I also have a great deal of passion for the community God has called me to serve. I believe I am called to be a minister to those who feel God's love leaves them out because they are different. Consequently, I am more comfortable ministering among outcasts than among traditional, well-connected, mainstream, middle-class Presbyterians.

This project has forced me to harness my passion for the youths of my community to overcome my fear of being wrong. I believe that during the last few weeks I have been able to care more about the program than my reputation or my position. I have been forced into talking to conservative folks whom I would have previously avoided about a ministry that exposed my own marginalization. The phrase, "put your money where your mouth is" has come back to me frequently during the last few months, not just as it applies to those in local churches or in the community with money, or resources, but as it applies to my desire to evangelize my own community. I've learned through this project that I can create a way to live out the call to evangelize rather than just talk about it.
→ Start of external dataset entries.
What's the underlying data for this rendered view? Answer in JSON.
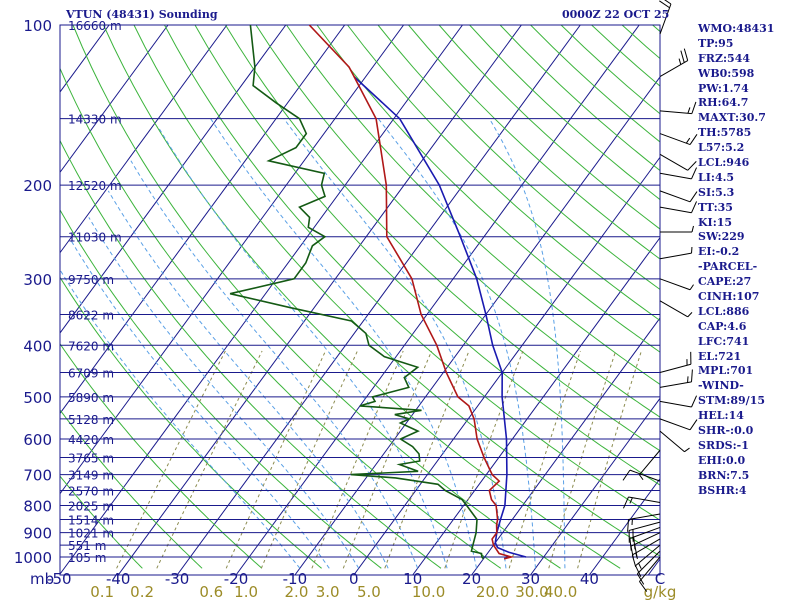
{
  "header": {
    "title": "VTUN (48431) Sounding",
    "time": "0000Z 22 OCT 25"
  },
  "indices": [
    "WMO:48431",
    "TP:95",
    "FRZ:544",
    "WB0:598",
    "PW:1.74",
    "RH:64.7",
    "MAXT:30.7",
    "TH:5785",
    "L57:5.2",
    "LCL:946",
    "LI:4.5",
    "SI:5.3",
    "TT:35",
    "KI:15",
    "SW:229",
    "EI:-0.2",
    "-PARCEL-",
    "CAPE:27",
    "CINH:107",
    "LCL:886",
    "CAP:4.6",
    "LFC:741",
    "EL:721",
    "MPL:701",
    "-WIND-",
    "STM:89/15",
    "HEL:14",
    "SHR-:0.0",
    "SRDS:-1",
    "EHI:0.0",
    "BRN:7.5",
    "BSHR:4"
  ],
  "colors": {
    "isobar": "#1a1a8c",
    "isotherm": "#1a1a8c",
    "dry_adiabat": "#3cb43c",
    "moist_adiabat": "#5aa0e6",
    "mixing_ratio": "#8c8c50",
    "temperature": "#b01818",
    "dewpoint": "#145a14",
    "parcel": "#1a1ab0",
    "label_blue": "#1a1a8c",
    "label_olive": "#9c8c28",
    "wind_barb": "#000000"
  },
  "chart_data": {
    "type": "skew-t",
    "x_unit_label": "C",
    "y_unit_label": "mb",
    "mixing_ratio_unit_label": "g/kg",
    "temperature_ticks": [
      "-50",
      "-40",
      "-30",
      "-20",
      "-10",
      "0",
      "10",
      "20",
      "30",
      "40",
      "C"
    ],
    "mixing_ratio_ticks": [
      "0.1",
      "0.2",
      "0.6",
      "1.0",
      "2.0",
      "3.0",
      "5.0",
      "10.0",
      "20.0",
      "30.0",
      "40.0"
    ],
    "pressure_ticks": [
      {
        "p": 100,
        "label": "100"
      },
      {
        "p": 200,
        "label": "200"
      },
      {
        "p": 300,
        "label": "300"
      },
      {
        "p": 400,
        "label": "400"
      },
      {
        "p": 500,
        "label": "500"
      },
      {
        "p": 600,
        "label": "600"
      },
      {
        "p": 700,
        "label": "700"
      },
      {
        "p": 800,
        "label": "800"
      },
      {
        "p": 900,
        "label": "900"
      },
      {
        "p": 1000,
        "label": "1000"
      }
    ],
    "height_labels": [
      {
        "p": 100,
        "label": "16660 m"
      },
      {
        "p": 150,
        "label": "14330 m"
      },
      {
        "p": 200,
        "label": "12520 m"
      },
      {
        "p": 250,
        "label": "11030 m"
      },
      {
        "p": 300,
        "label": "9750 m"
      },
      {
        "p": 350,
        "label": "8622 m"
      },
      {
        "p": 400,
        "label": "7620 m"
      },
      {
        "p": 450,
        "label": "6709 m"
      },
      {
        "p": 500,
        "label": "5890 m"
      },
      {
        "p": 550,
        "label": "5128 m"
      },
      {
        "p": 600,
        "label": "4420 m"
      },
      {
        "p": 650,
        "label": "3765 m"
      },
      {
        "p": 700,
        "label": "3149 m"
      },
      {
        "p": 750,
        "label": "2570 m"
      },
      {
        "p": 800,
        "label": "2025 m"
      },
      {
        "p": 850,
        "label": "1514 m"
      },
      {
        "p": 900,
        "label": "1021 m"
      },
      {
        "p": 950,
        "label": "551 m"
      },
      {
        "p": 1000,
        "label": "105 m"
      }
    ],
    "temperature_profile": [
      [
        1008,
        23.5
      ],
      [
        1000,
        24.5
      ],
      [
        985,
        22
      ],
      [
        950,
        20
      ],
      [
        925,
        19
      ],
      [
        900,
        19
      ],
      [
        870,
        18
      ],
      [
        850,
        17.5
      ],
      [
        800,
        15.5
      ],
      [
        780,
        14
      ],
      [
        750,
        12.5
      ],
      [
        720,
        13
      ],
      [
        700,
        11
      ],
      [
        650,
        7.5
      ],
      [
        600,
        4
      ],
      [
        550,
        1
      ],
      [
        520,
        -1.5
      ],
      [
        500,
        -4.5
      ],
      [
        450,
        -9.5
      ],
      [
        400,
        -14.5
      ],
      [
        350,
        -21
      ],
      [
        300,
        -27
      ],
      [
        250,
        -36.5
      ],
      [
        200,
        -43
      ],
      [
        150,
        -53
      ],
      [
        120,
        -64
      ],
      [
        100,
        -76
      ]
    ],
    "dewpoint_profile": [
      [
        1008,
        20
      ],
      [
        1000,
        19.5
      ],
      [
        985,
        19
      ],
      [
        975,
        17
      ],
      [
        950,
        16.5
      ],
      [
        900,
        15.5
      ],
      [
        850,
        14
      ],
      [
        800,
        10.5
      ],
      [
        780,
        9
      ],
      [
        750,
        5
      ],
      [
        730,
        3
      ],
      [
        710,
        -5
      ],
      [
        700,
        -13
      ],
      [
        690,
        -2
      ],
      [
        670,
        -6
      ],
      [
        660,
        -3
      ],
      [
        640,
        -4
      ],
      [
        620,
        -6
      ],
      [
        600,
        -9
      ],
      [
        580,
        -7
      ],
      [
        560,
        -11
      ],
      [
        550,
        -10
      ],
      [
        540,
        -13
      ],
      [
        530,
        -9
      ],
      [
        520,
        -20
      ],
      [
        510,
        -18
      ],
      [
        500,
        -19
      ],
      [
        480,
        -14
      ],
      [
        460,
        -16
      ],
      [
        440,
        -15
      ],
      [
        420,
        -22
      ],
      [
        400,
        -26
      ],
      [
        380,
        -28
      ],
      [
        360,
        -32
      ],
      [
        340,
        -44
      ],
      [
        320,
        -56
      ],
      [
        300,
        -47
      ],
      [
        280,
        -47
      ],
      [
        260,
        -48
      ],
      [
        250,
        -47
      ],
      [
        240,
        -51
      ],
      [
        230,
        -52
      ],
      [
        220,
        -55
      ],
      [
        210,
        -52
      ],
      [
        200,
        -54
      ],
      [
        190,
        -55
      ],
      [
        180,
        -66
      ],
      [
        170,
        -63
      ],
      [
        160,
        -63
      ],
      [
        150,
        -66
      ],
      [
        140,
        -72
      ],
      [
        130,
        -78
      ],
      [
        120,
        -80
      ],
      [
        100,
        -86
      ]
    ],
    "parcel_profile": [
      [
        1000,
        27
      ],
      [
        980,
        23.5
      ],
      [
        960,
        21
      ],
      [
        940,
        20
      ],
      [
        900,
        19
      ],
      [
        850,
        18
      ],
      [
        800,
        17
      ],
      [
        700,
        13.5
      ],
      [
        600,
        9
      ],
      [
        500,
        3
      ],
      [
        450,
        0
      ],
      [
        400,
        -5
      ],
      [
        350,
        -10
      ],
      [
        300,
        -16
      ],
      [
        250,
        -24
      ],
      [
        200,
        -34
      ],
      [
        150,
        -49
      ],
      [
        125,
        -62
      ]
    ],
    "wind_barbs": [
      {
        "p": 104,
        "dir": 20,
        "spd": 20
      },
      {
        "p": 125,
        "dir": 60,
        "spd": 25
      },
      {
        "p": 145,
        "dir": 95,
        "spd": 15
      },
      {
        "p": 160,
        "dir": 110,
        "spd": 15
      },
      {
        "p": 175,
        "dir": 120,
        "spd": 10
      },
      {
        "p": 190,
        "dir": 100,
        "spd": 10
      },
      {
        "p": 205,
        "dir": 110,
        "spd": 10
      },
      {
        "p": 220,
        "dir": 100,
        "spd": 10
      },
      {
        "p": 245,
        "dir": 90,
        "spd": 5
      },
      {
        "p": 275,
        "dir": 80,
        "spd": 5
      },
      {
        "p": 300,
        "dir": 110,
        "spd": 5
      },
      {
        "p": 330,
        "dir": 120,
        "spd": 5
      },
      {
        "p": 450,
        "dir": 75,
        "spd": 15
      },
      {
        "p": 480,
        "dir": 80,
        "spd": 15
      },
      {
        "p": 510,
        "dir": 100,
        "spd": 10
      },
      {
        "p": 550,
        "dir": 110,
        "spd": 10
      },
      {
        "p": 580,
        "dir": 130,
        "spd": 5
      },
      {
        "p": 630,
        "dir": 220,
        "spd": 5
      },
      {
        "p": 720,
        "dir": 290,
        "spd": 10
      },
      {
        "p": 790,
        "dir": 280,
        "spd": 15
      },
      {
        "p": 830,
        "dir": 260,
        "spd": 15
      },
      {
        "p": 860,
        "dir": 255,
        "spd": 20
      },
      {
        "p": 880,
        "dir": 250,
        "spd": 20
      },
      {
        "p": 900,
        "dir": 245,
        "spd": 20
      },
      {
        "p": 925,
        "dir": 240,
        "spd": 15
      },
      {
        "p": 950,
        "dir": 230,
        "spd": 15
      },
      {
        "p": 975,
        "dir": 225,
        "spd": 10
      },
      {
        "p": 1000,
        "dir": 220,
        "spd": 10
      }
    ]
  }
}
This project became a safe space for me to do what I did not have the courage to by myself. Several times I heard myself saying to groups that I didn't feel I'd convinced, "This is part of my D.Min. project for McCormick. In other words, if you think this is too weird an idea, blame those seminary folks, don't blame me. I found the space eventually to think of the D.Min. as assisting my risk-taking not as a cover for it. I guess you could say that M-618 has been for me what Lego blocks were for my friend in the psych ward. As he healed, he became able to move beyond the pretend world that the brightly colored blocks provided, and on a good day, so do I.

Conclusions

In the time since this course started, we've broadened our little coffeehouse project to include the broader governance, outreach, and fundraising capabilities that Pride Ministries now allows. We've worked with several congregations and have a business plan to begin meeting with more congregations. We have a Board of Directors in place and a Promotions Board partially recruited. We have a fundraising benefit scheduled for February. We've raised $5000.00 in grant and donation money and published two newsletters. Pride Ministries and Café Pride are up and running, and as the spiritual says, "We've come this far by faith, . . . He hasn't failed us yet."